Siber güvenlik şirketi ESET otonom araçları mercek altına aldı, daha güvenli bir sürüş için önerilerini paylaştı.
- Araçların herkes için daha güvenli bir gelecek yaratma potansiyeline sahip olabilmesi için otonom araç üreticileri ve filo operatörleri için güvenlik birincil kaygı olmalıdır.
Sürücüsüz veya otonom araç filoları şu anda San Francisco ve Las Vegas’ta faaliyet gösteriyor. Pilot programlar Seattle’dan Miami’ye kadar Amerika Birleşik Devletleri’nin dört bir yanına yayılan yaklaşık bir düzine şehirde daha bulunuyor. Sürücüsüz araçlar aynı zamanda Avrupa ve Asya’da da geliştiriliyor ve test ediliyor.
Onlarca yıldır bilgisayar güvenliği konusunda öğrenilen bir şey varsa, o da başarılı olan her teknolojinin, hem yasal hem de yasa dışı olarak para kazanmaya çalışan girişimcileri kendisine çekeceğidir. Siber suçlular için otonom araçlar çok cazip bir kategori olarak görülüyor. Tüketicileri hedef alan hesap hırsızlığı ve işletmeleri hedef alan fidye yazılımları gibi tamamen siber alanda meydana gelen suç faaliyetlerinin yanı sıra, fiziksel dünyada araçlara sahip olmak bazı ilginç fırsatlar da sunuyor:
1. Müşterileri seyahat geçmişleriyle ilgili tehdit ederek kazanç elde etmek.
2. Araçların uzaktan ele geçirilmesi.
3. Trafik sıkışıklığına neden olmak için araçları belirli bir yere göndermek.
a)Yoğun saatlerde yoğun kavşakları veya otoyolları hedeflemek.
b)Trafiğin sıkışık olduğu havalimanları, tren istasyonları veya otobüs terminallerinden kolluk kuvvetlerini uzak tutmak.
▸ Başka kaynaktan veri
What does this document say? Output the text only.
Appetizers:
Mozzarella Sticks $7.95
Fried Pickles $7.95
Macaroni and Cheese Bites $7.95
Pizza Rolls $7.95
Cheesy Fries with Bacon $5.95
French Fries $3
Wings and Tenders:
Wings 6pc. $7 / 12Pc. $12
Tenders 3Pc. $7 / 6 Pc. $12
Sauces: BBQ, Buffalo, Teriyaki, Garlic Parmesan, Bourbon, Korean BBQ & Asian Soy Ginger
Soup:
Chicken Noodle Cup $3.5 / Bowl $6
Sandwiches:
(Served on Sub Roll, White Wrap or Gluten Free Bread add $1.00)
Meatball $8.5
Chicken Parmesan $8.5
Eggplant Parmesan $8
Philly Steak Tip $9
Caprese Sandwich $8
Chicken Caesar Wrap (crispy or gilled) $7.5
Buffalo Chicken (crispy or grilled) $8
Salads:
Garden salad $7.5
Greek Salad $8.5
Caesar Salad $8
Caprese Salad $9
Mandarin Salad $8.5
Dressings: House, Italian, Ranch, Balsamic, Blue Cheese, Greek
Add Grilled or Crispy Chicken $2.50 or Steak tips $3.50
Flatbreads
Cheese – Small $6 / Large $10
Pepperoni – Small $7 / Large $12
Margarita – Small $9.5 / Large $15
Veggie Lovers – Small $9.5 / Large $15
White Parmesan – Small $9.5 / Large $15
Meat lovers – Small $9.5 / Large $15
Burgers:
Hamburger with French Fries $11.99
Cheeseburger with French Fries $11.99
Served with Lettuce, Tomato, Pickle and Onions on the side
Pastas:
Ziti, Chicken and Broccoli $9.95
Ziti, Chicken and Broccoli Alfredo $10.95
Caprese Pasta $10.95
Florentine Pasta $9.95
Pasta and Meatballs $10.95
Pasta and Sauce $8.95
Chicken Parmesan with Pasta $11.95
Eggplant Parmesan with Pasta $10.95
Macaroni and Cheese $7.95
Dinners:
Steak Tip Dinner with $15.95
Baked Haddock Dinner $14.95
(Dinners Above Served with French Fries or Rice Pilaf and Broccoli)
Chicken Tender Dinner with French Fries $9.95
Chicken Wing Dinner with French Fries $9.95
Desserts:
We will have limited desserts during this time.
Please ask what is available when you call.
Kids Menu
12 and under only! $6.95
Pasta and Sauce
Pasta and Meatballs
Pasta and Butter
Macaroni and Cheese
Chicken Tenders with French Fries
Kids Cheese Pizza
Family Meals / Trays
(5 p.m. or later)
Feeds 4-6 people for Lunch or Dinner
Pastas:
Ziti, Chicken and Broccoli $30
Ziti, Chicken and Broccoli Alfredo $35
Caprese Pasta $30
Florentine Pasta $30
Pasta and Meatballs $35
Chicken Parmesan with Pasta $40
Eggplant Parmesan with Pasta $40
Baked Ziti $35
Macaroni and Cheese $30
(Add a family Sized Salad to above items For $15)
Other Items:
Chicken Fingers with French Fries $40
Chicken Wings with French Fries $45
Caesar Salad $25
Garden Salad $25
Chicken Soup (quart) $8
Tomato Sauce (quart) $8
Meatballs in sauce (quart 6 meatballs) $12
c)Acil durum hizmetlerinin engellenmesi.
d)Diğer organize suç faaliyetlerinin örtbas edilmesi.
4. Güvenlik özelliklerini devre dışı bırakmak ve kazalara neden olmak.
Değerli kargo taşıyan otonom bir kamyon ne kadar güvende
Otonom araçlarla ilgili bir diğer olası endişe ise ticari kamyonlardır. Değerli kargo taşıyan otonom bir kamyon, suçluların seçeceği bir yerde durdurulabilir veya oraya yönlendirilebilir. Kamyonlar, kargoların gemilerden boşaltıldığı rıhtımlar gibi transit merkezlerini kapatmak için de kullanılabilir.
Birçok yenilik arasında özellikle hızla kabul gören bu yeni teknoloji hayal gücünün sınırlarını aşıyor ve yeni engeller yaratıyor. Ancak artan şöhret aynı zamanda dijital savunmayı güçlendirmeye yardımcı olabilecek teknoloji meraklılarını da cezbediyor.
Geleneksel insan gücüyle çalışan arabalarla aynı yollarda gidebilen otomobil şeklindeki otonom araçlar, son birkaç on yılda otomobil teknolojisinde yaşanan en büyük değişikliklerden birini temsil ediyor. Geçmişi yüzyıldan fazla olan ulaştırma mühendisliğinden öğrenilen bazı temel önlemlerin unutulmaması gerekir gibi görünüyor:
Yapay zeka, sürüş konusunda ne kadar iyi olursa olsun…
Bireylerin veya işletmelerin sahip olduğu otonom araçlar, acil durumlarda bir insan tarafından çalıştırılabilecek kontrollere sahip olmalıdır. Yapay zeka, sürüş konusunda ne kadar iyi olursa olsun, bir insan sürücünün tüm yapabileceklerini hiçbir zaman ön göremeyebilir ve bunlara yanıt veremeyebilir. Yapay zeka “otomatik pilotunu” devre dışı bırakabilecek yönlendirme, hızlanma ve frenleme mekanizmalarının sağlanması, hayat kurtarmakla “sadece” kazaya karışmak arasındaki fark anlamına gelebilir. Makineler bilinen kalıpları yönlendirmede iyidir ancak insanlar otomatik eğitim setlerinde makul bir şekilde ele alınamayacak joker olayları yönetebilir.
Taksi veya servis hizmeti olarak kullanılması amaçlanan araçlar için, metro araçlarında kullanılan acil durum imdat ipleri veya düğmelerinden farklı olmayan bir acil durum frenleme sistemi yolcuların erişimine açık olmalıdır.